O Bento nasceu em Portugal, numa família nem rica, nem pobre. Estavam entre aqueles a que se pode chamar de “os que até têm sorte”. O Bento é inteligente, mas nunca ligou muito à escola, para ele era mais golos e bolas. O Bento cresceu num ghetto. Desculpe, bairro social. O Bento tem hoje aquela idade em que não se é novo, nem se é velho, está maduro como a uva em agosto. O Bento é bom, ou pelo menos o seu mau carácter não consta nos registos oficiais. O Bento não liga a políticos, que falam uma língua mesmo parecida ao português. Ele conhece as palavras, mas quando baralhadas torna-se difícil de acompanhar. Os futebolistas, sim, juntam as palavras da maneira correta, até porque usam geralmente menos, logo, fica mais fácil acertar na combinação. O Bento não conhece políticos, já os jogadores do plantel do Benfica sabe-os por ordem do número de calçado.
O Bento é esperto, perspicaz, solteiro e bom rapaz!
O Bento nunca votou e vive num luxuoso quarto, o melhor que o salário mínimo permite sustentar. O Bento é informado, o Bento compra o jornal. O destaque nesse dia vai para controvérsias sobre meninos a frequentar casas de banho de meninas. Bento considera haver pessoas com tardes mais animadas que as dele. Bento não tem tempo para mais que letras garrafais e conclusões precipitadas. A viagem de autocarro cheio acaba e está na hora de seguir para o metro lotado. Bento tem tanto tempo para se informar quanto o tempo que os professores tinham para ele na sua escola, quando dividido por todos os alunos, cerca de 30 segundos por dia. Ainda assim, Bento é perito em generalizações e descobre todas as conspirações antes do Correio da Manhã. Para a viagem de metro fica a parte mais importante, a desportiva. Pelo caminho lê citações sobre ciganos ricos à conta do estado. Bento concorda.

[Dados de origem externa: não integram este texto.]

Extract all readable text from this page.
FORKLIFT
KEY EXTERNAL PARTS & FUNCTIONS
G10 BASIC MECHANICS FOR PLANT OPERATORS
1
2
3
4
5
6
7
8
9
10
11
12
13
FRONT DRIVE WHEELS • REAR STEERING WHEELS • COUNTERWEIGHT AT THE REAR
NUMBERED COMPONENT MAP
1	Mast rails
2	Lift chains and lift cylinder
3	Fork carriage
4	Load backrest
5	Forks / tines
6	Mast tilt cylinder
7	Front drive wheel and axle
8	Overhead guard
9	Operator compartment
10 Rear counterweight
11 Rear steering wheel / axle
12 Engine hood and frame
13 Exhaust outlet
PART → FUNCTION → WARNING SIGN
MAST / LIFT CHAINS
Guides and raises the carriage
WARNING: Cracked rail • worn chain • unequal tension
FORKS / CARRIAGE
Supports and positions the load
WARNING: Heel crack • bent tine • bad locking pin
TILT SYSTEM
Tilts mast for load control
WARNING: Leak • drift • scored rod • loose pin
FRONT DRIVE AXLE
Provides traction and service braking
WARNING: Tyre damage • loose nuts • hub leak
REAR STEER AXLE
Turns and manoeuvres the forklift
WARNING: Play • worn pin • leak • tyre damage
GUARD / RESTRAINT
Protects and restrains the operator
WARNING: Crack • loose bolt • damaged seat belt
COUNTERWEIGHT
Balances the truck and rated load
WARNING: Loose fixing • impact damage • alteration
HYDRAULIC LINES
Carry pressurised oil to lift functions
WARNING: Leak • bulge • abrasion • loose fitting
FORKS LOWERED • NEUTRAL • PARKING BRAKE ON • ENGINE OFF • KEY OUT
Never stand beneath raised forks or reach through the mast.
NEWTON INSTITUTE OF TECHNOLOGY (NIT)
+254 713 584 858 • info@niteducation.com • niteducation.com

O Bento é esperto, perspicaz, solteiro e bom rapaz!
O Bento gostava de ter uma casa e de viver melhor, pois mesmo trabalhando muito, o Bento continua com pouco. O Bento não liga a política, mas começam a surgir papagaios que falam para as pessoas. O Bento é uma pessoa. O Bento ouve. Os papagaios trazem frases simples, com “verdades” simples. O Bento gosta, e percebe. Por isso o Bento já decidiu e vai aventurar-se a votar. Não é preciso saber de tudo, basta uma pequena inclinação para votar. E quando se tem uma cultura leve e uma educação frágil, quem não se inclina? Relembro, o Bento é bom, mas não há colunas hirtas sem mestres.
O Bento já não é mais esperto, perspicaz, muito menos bom rapaz. É chamado de eleitor fascista parasita da democracia. E no meio de dialéticas alheias e misérias próprias, nasce a dúvida. Como podemos ostracizar o Bento, se para ele a palavra ostracizar não passa de uma técnica de cozinhar a ostra?
Quid Jus.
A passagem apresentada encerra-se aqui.